"Il vaccino da solo non può bastare per fermare la pandemia". Queste sono le parole pronunciate dal direttore generale dell'Organizzazione mondiale della Sanità, Tedros Adhanom Ghebreyesus, durante la conferenza stampa seguita a margine della riunione del consiglio esecutivo dell'Oms. Il direttore ha spiegato che il vaccino completerà gli altri strumenti che le autorità sanitarie hanno già messo in campo per contrastare la diffusione del virus Sars-CoV-2, per cui anche nei prossimi mesi bisognerà continuare a testare e tracciare le persone, che dovranno continuare a essere curate secondo i protocolli stabiliti.

Ghebreyesus ha presenziato alla riunione dopo la fine della sua quarantena.

Oms preoccupata dall'aumento dei casi di Covid-19

L'Oms si dice molto preoccupata per quello che sta accadendo nel mondo, soprattutto in queste ultime settimane, in quanto le infezioni provocate dalla Covid-19 sono in aumento, anche in Europa.

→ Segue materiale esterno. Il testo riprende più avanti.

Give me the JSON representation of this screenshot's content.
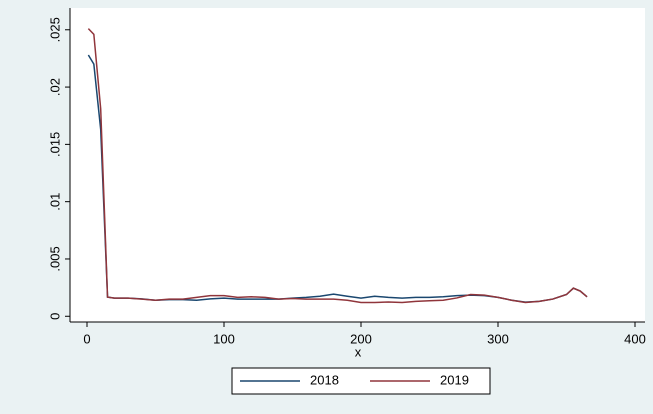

Durante questa seconda ondata a preoccupare l'agenzia Onu è soprattutto la tenuta dei sistemi sanitari, che sarebbero stati spinti fino al "punto di rottura". Nonostante tutto anche l'Organizzazione mondiale della Sanità si dice soddisfatta per i risultati incoraggianti che stanno arrivando dalle sperimentazioni sui vaccini anti Covid. Questo però non deve autorizzare le persone ad abbassare la guardia, così ammonisce l'Organizzazione.

"Rimaniamo cautamente ottimisti sul potenziale che nuovi strumenti comincino ad arrivare nei prossimi mesi" - così ha dichiarato Ghebreyesus durante la conferenza stampa, ricordando che inizialmente le dosi dei vaccini saranno limitate, per cui bisognerà ancora aspettare diverso tempo perché la cura sia disponibile per tutti.

Avranno la priorità, infatti, anziani e persone a rischio.

Oms: 'Prematuro ridurre le misure'

Dall'ente con sede a Ginevra arriva anche un monito per i governi nazionali, che dovranno adottare ancora severe restrizioni per contenere il contagio, in quanto il virus, anche se a breve dovesse arrivare il vaccino, continuerà ad agire.

"È prematuro che i governi pensino di ridurre le misure" - così ha detto Ghebreyesus. Secondo i dati diffusi dalla Johns Hopkins University i contagiati nel mondo da inizio pandemia sono 55.074.994 mentre i decessi 1.328.068. La nazione più colpita continuano a essere gli Stati Uniti d'America, che da inizio emergenza sanitaria hanno fatto già registrare 11.205.485 contagiati. La situazione epidemiologica a livello globale continua a essere monitorata dalle autorità sanitarie e dalla stessa Organizzazione mondiale della Sanità.